The placing by Gordon Dadds was also annoying. Apart from the dilution of 25%, it was a placing at a price of about 25% below the market price. Needless to say, this was taken up by institutional investors very promptly indeed while, as usual, private investors had no opportunity to do so. There did not seem to be any great urgency in this fund raising as it was simply to provide “financial flexibility” for their acquisition strategy. So why no full rights issue or open offer?

I simply do not wish to hold shares in companies that treat their investors this way. Those that do tend to be repeat offenders. So I sold the shares I held.

Another interesting placing was in Blue Prism (PRSM) a fast-growing supplier of office automation software, which I do not hold. The company also announced their full year results for the year to October. Revenue more than doubled to £55 million, but losses went up in a similar proportion to £26 million.
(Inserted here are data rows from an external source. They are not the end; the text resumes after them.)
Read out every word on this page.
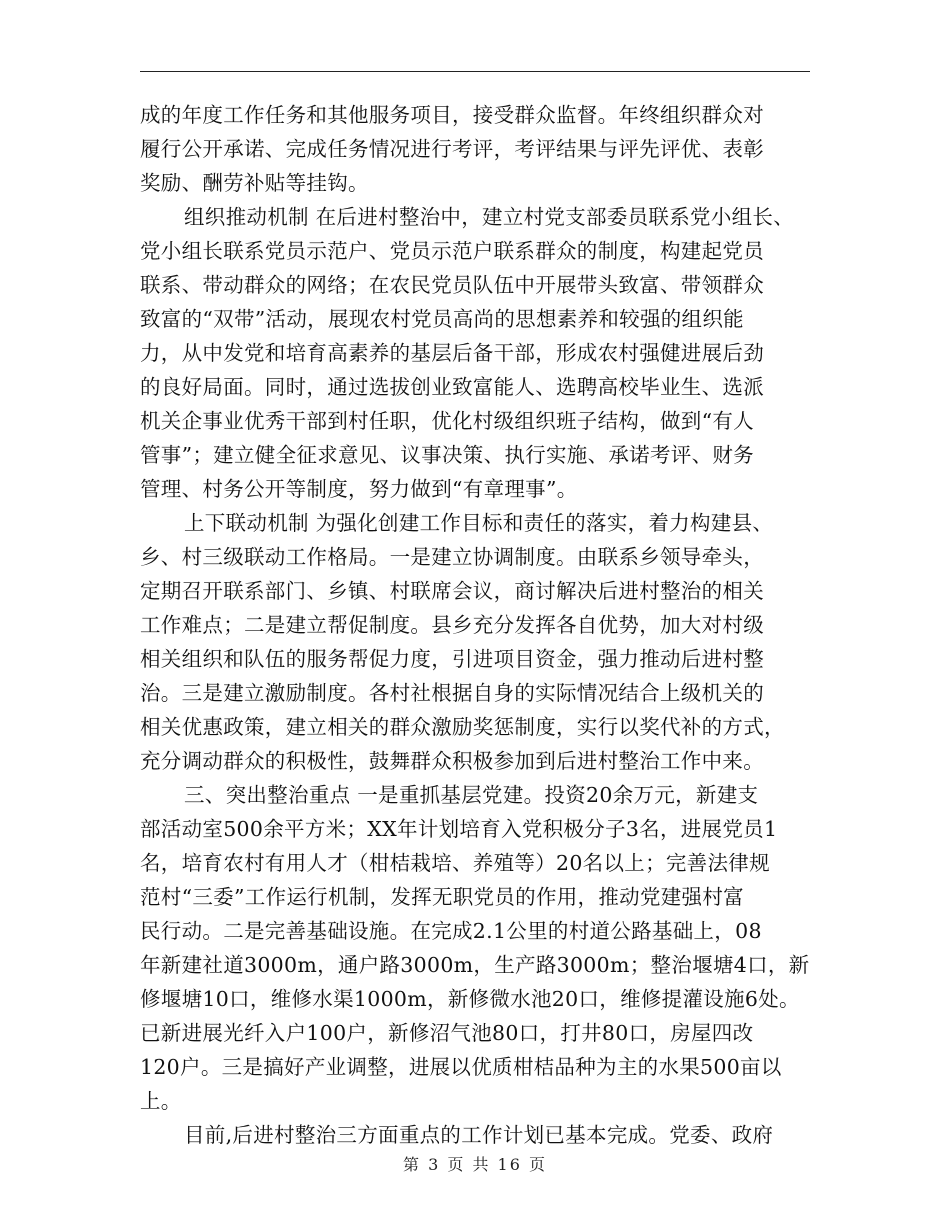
成的年度工作任务和其他服务项目，接受群众监督。年终组织群众对
履行公开承诺、完成任务情况进行考评，考评结果与评先评优、表彰
奖励、酬劳补贴等挂钩。
组织推动机制 在后进村整治中，建立村党支部委员联系党小组长、
党小组长联系党员示范户、党员示范户联系群众的制度，构建起党员
联系、带动群众的网络；在农民党员队伍中开展带头致富、带领群众
致富的“双带”活动，展现农村党员高尚的思想素养和较强的组织能
力，从中发党和培育高素养的基层后备干部，形成农村强健进展后劲
的良好局面。同时，通过选拔创业致富能人、选聘高校毕业生、选派
机关企事业优秀干部到村任职，优化村级组织班子结构，做到“有人
管事”；建立健全征求意见、议事决策、执行实施、承诺考评、财务
管理、村务公开等制度，努力做到“有章理事”。
上下联动机制 为强化创建工作目标和责任的落实，着力构建县、
乡、村三级联动工作格局。一是建立协调制度。由联系乡领导牵头，
定期召开联系部门、乡镇、村联席会议，商讨解决后进村整治的相关
工作难点；二是建立帮促制度。县乡充分发挥各自优势，加大对村级
相关组织和队伍的服务帮促力度，引进项目资金，强力推动后进村整
治。三是建立激励制度。各村社根据自身的实际情况结合上级机关的
相关优惠政策，建立相关的群众激励奖惩制度，实行以奖代补的方式，
充分调动群众的积极性，鼓舞群众积极参加到后进村整治工作中来。
三、突出整治重点 一是重抓基层党建。投资20余万元，新建支
部活动室500余平方米；XX年计划培育入党积极分子3名，进展党员1
名，培育农村有用人才（柑桔栽培、养殖等）20名以上；完善法律规
范村“三委”工作运行机制，发挥无职党员的作用，推动党建强村富
民行动。二是完善基础设施。在完成2.1公里的村道公路基础上，08
年新建社道3000m，通户路3000m，生产路3000m；整治堰塘4口，新
修堰塘10口，维修水渠1000m，新修微水池20口，维修提灌设施6处。
已新进展光纤入户100户，新修沼气池80口，打井80口，房屋四改
120户。三是搞好产业调整，进展以优质柑桔品种为主的水果500亩以
上。
目前,后进村整治三方面重点的工作计划已基本完成。党委、政府
第 3 页 共 16 页
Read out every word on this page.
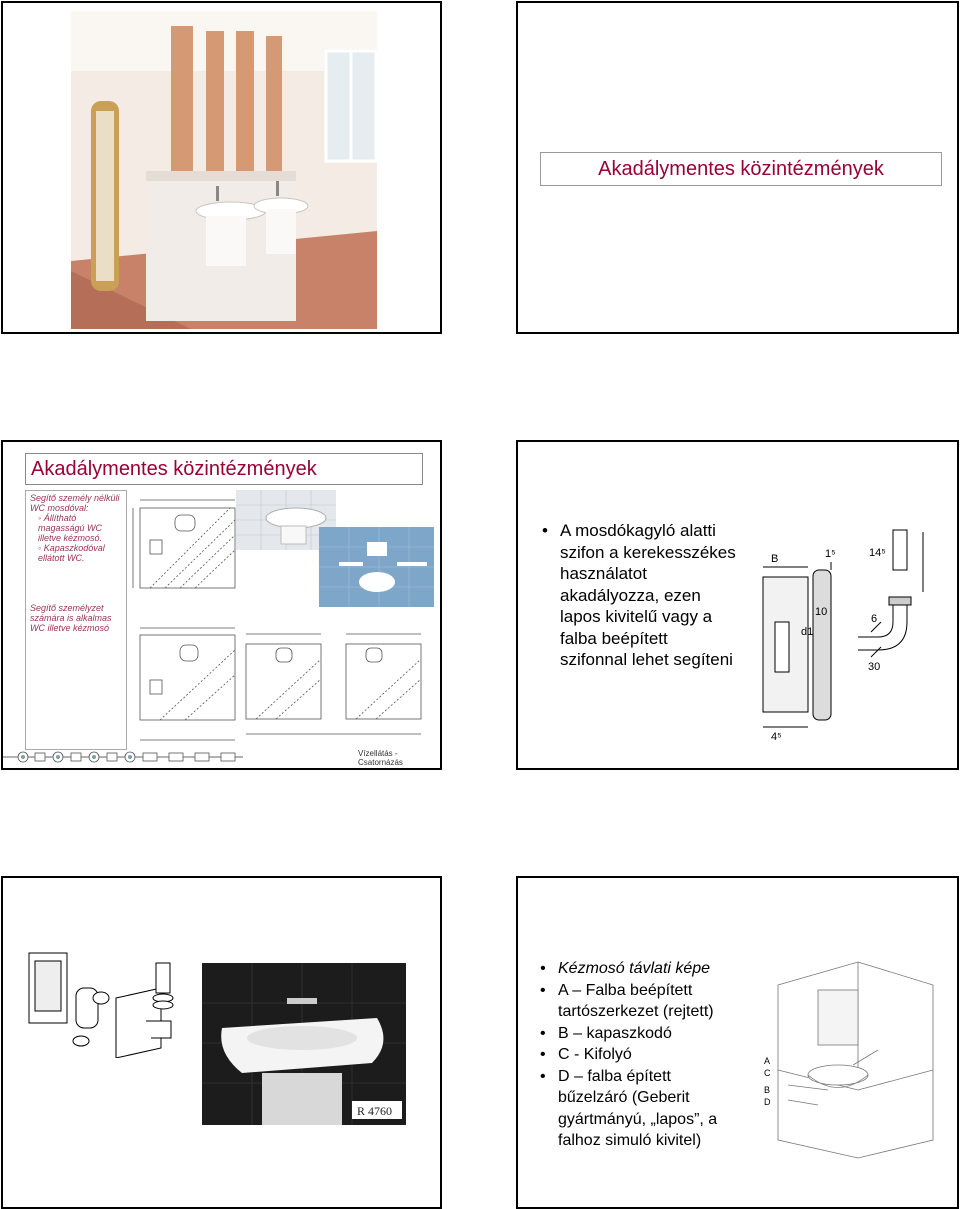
Akadálymentes közintézmények
Akadálymentes közintézmények
Segítő személy nélküli WC mosdóval:
◦ Állítható magasságú WC illetve kézmosó.
◦ Kapaszkodóval ellátott WC.
Segítő személyzet számára is alkalmas WC illetve kézmosó
Vízellátás - Csatornázás
• A mosdókagyló alatti szifon a kerekesszékes használatot akadályozza, ezen lapos kivitelű vagy a falba beépített szifonnal lehet segíteni
B	1⁵	14⁵
10
d1
6
30
4⁵
R 4760
• Kézmosó távlati képe
• A – Falba beépített tartószerkezet (rejtett)
• B – kapaszkodó
• C - Kifolyó
• D – falba épített bűzelzáró (Geberit gyártmányú, „lapos”, a falhoz simuló kivitel)
A
C
B
D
The market cap is now an incredible £939 million (i.e. 17 times sales revenue).

Their placing was aimed at raising £100 million and was got away at 1100p (no significant discount to recent price but way down on a few months back). The purpose of the placing was given as this: “The Group is seeking to capitalise on the market opportunity available by accelerating its investments in distribution, its product and platform whilst maintaining its thought leadership in the RPA market.”

So it’s interesting to compare this approach with the position of Cloudcall (CALL) previously discussed who might expand faster if they raised more funds but are also loss making. Clearly Blue Prism intend to take the US approach and try to grab market leadership in a relatively new and potentially large market, i.e. it’s a land grab. This can work but the risk is that competitors who are more cost efficient can erode market share and often they all end up losing money until reality sinks in. Is what Blue Prism is doing that difficult to replicate by competitors? I do not know enough about their product to judge that but the share price and risk are too high for me.

It’s worth bearing in mind that in the software world you can sell almost anything with a good story if you spend enough. Whether such sales are really profitable can be very difficult to judge when money is also being spent at the same time to expand the business.